1.31.2011

On the SOTU speech

George Will: Uncle Sam in the driver's seat

Excerpts:

The word "entitlements" was absent from his nearly 7,000-word State of the Union address - a $183 million speech that meandered for 61 minutes as the nation's debt grew $3 million a minute. He exhorted listeners to "win the future" by remembering the past.

On May 10, 1869, at Promontory Summit, in the Utah Territory, a golden spike was driven to celebrate the joining of the Union Pacific and Central Pacific railroads. In the 1960s, the United States sent men to the moon.
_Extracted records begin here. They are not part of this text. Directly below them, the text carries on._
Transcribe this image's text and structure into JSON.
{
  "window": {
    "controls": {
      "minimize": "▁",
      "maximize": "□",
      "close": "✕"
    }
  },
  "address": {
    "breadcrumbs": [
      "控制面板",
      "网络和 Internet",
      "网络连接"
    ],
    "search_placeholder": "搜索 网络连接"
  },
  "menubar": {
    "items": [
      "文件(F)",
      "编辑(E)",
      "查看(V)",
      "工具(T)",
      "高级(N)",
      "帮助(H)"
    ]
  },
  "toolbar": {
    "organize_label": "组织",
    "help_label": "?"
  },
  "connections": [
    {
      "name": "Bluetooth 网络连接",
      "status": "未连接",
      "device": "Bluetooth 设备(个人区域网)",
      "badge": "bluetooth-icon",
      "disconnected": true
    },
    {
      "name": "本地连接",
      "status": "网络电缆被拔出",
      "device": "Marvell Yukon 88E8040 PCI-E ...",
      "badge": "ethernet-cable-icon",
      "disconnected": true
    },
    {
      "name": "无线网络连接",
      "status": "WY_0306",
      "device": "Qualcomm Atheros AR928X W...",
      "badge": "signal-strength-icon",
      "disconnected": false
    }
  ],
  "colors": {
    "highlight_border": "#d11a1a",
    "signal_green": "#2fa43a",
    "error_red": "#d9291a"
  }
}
Obama said: Today's government should take more control of the nation's resources so it can do innovative things akin to building the transcontinental railroad and exploring space.
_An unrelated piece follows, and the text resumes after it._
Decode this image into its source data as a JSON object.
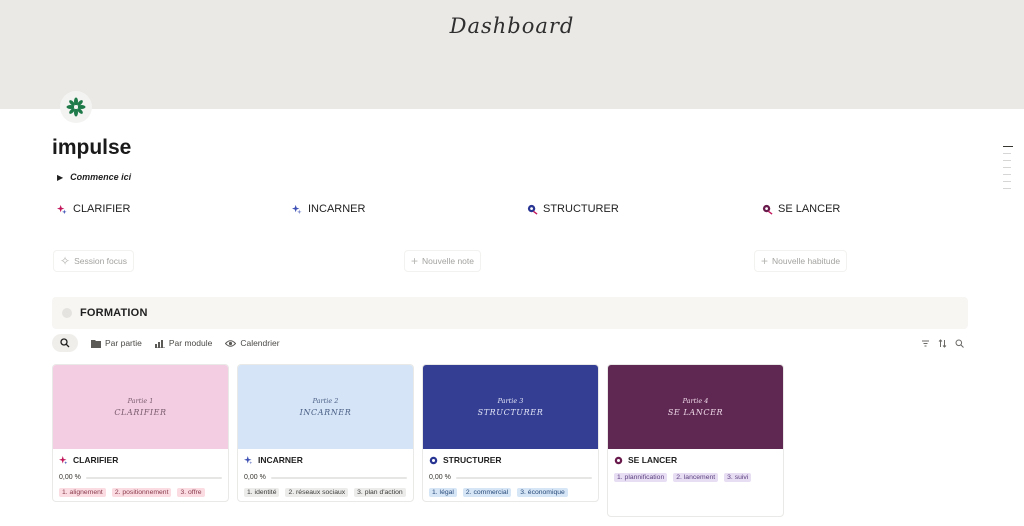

The nation heard: You should trust the government whose recent innovations include the ethanol debacle that, four days before the State of the Union, the government expanded. And you should surrender more resources to the government whose recent innovations include the wild proliferation of subprime mortgages.

...

The day after Obama told the nation that the key to prosperity is creativity defined by this government and propelled by more government spending ("investment"), the Congressional Budget Office said that this year's budget gap is widening to $1.5 trillion, making the national debt 70 percent of gross domestic product, up from 40 percent in 2008.

...

[On the Volt and Nissan Leaf]

The government already offers $7,500 tax incentives for people who buy electric cars such as the $32,780 Nissan Leaf and, more to the point, General Motors' $41,000 Chevrolet Volt. As The Post's Peter Whoriskey reported, these prices are "well above" those of "comparably sized cars with gasoline engines that can cost about $20,000."
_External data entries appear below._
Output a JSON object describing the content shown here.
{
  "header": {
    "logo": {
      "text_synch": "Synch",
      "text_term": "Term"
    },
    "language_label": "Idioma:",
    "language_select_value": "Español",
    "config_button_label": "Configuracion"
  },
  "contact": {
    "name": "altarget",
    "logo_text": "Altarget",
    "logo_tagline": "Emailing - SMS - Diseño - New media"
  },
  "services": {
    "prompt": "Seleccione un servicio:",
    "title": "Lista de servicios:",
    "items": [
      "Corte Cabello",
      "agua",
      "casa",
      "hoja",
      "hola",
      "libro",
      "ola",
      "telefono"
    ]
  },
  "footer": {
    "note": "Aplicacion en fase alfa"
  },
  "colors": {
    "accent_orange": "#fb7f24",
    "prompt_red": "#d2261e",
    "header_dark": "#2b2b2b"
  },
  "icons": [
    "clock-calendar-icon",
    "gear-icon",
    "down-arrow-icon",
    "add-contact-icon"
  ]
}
Obama's goal of getting 1 million such cars on America's roads by 2015 cannot be met unless innovative government rigs the market. Introduced in 2008, the $7,500 bribe was limited to the first 250,000 cars. Under Obama's stimulus, it was expanded to 200,000 per manufacturer.

Peggy Noonan: An Unserious Speech Misses the Mark

Excerpts:

The speech was more than half over before the president got around to the spending crisis. He signaled no interest in making cuts, which suggested that he continues not to comprehend America's central anxiety about government spending: that it will crush our children, constrict the economy in which they operate, make America poorer, lower its standing in the world, and do in the American dream. Americans are alarmed about this not because they're cheap and selfish but because they care about the country they will leave behind when they are gone.

President Obama's answer is to "freeze" a small portion of government spending at current levels for five years. This is a reasonable part of a package, but it's not a package and it's not a cut. Sen. Tom Coburn of Oklahoma, who called it "sad," told a local radio station the savings offered "won't even pay the interest on the debt we're about to accumulate" in the next two years. The president was trying to "hoodwink" the American people, Mr. Coburn said: "The federal government is twice the size it was 10 years ago. It's 27% bigger than it was two years ago." Cuts, not a freeze, are needed—it's a matter of "urgency."

...

He too often in making a case puts the focus on himself. George H.W. Bush, always afraid of sounding egotistical, took the I's out of his speeches. We called his edits "I-ectomies." Mr. Obama always seems to put the I in. He does "I implants."

Humor, that leavening, subtle uniter, was insufficiently present. Humor is denigrated by serious people, but serious people often miss the obvious. The president made one humorous reference, to smoked salmon. It emerged as the biggest word in the NPR word cloud of responses. That's because it was the most memorable thing in the speech. The president made a semi-humorous reference to TSA pat-downs, but his government is in charge of and insists on the invasive new procedures, to which the president has never been and will never be subjected. So it's not funny coming from him. The audience sort of chuckled, but only because many are brutes who don't understand that it is an unacceptable violation to have your genital areas patted against your will by strangers.

I actually hate writing this. I wanted to write "A Serious Man Seizes the Center." But he was not serious and he didn't seize the center, he went straight for the mush. Maybe at the end of the day he thinks that's what centrism is.


Comments: Why I cannot watch or listen to Obama (I did read his SOTU!): He never really says anything. Just "mush".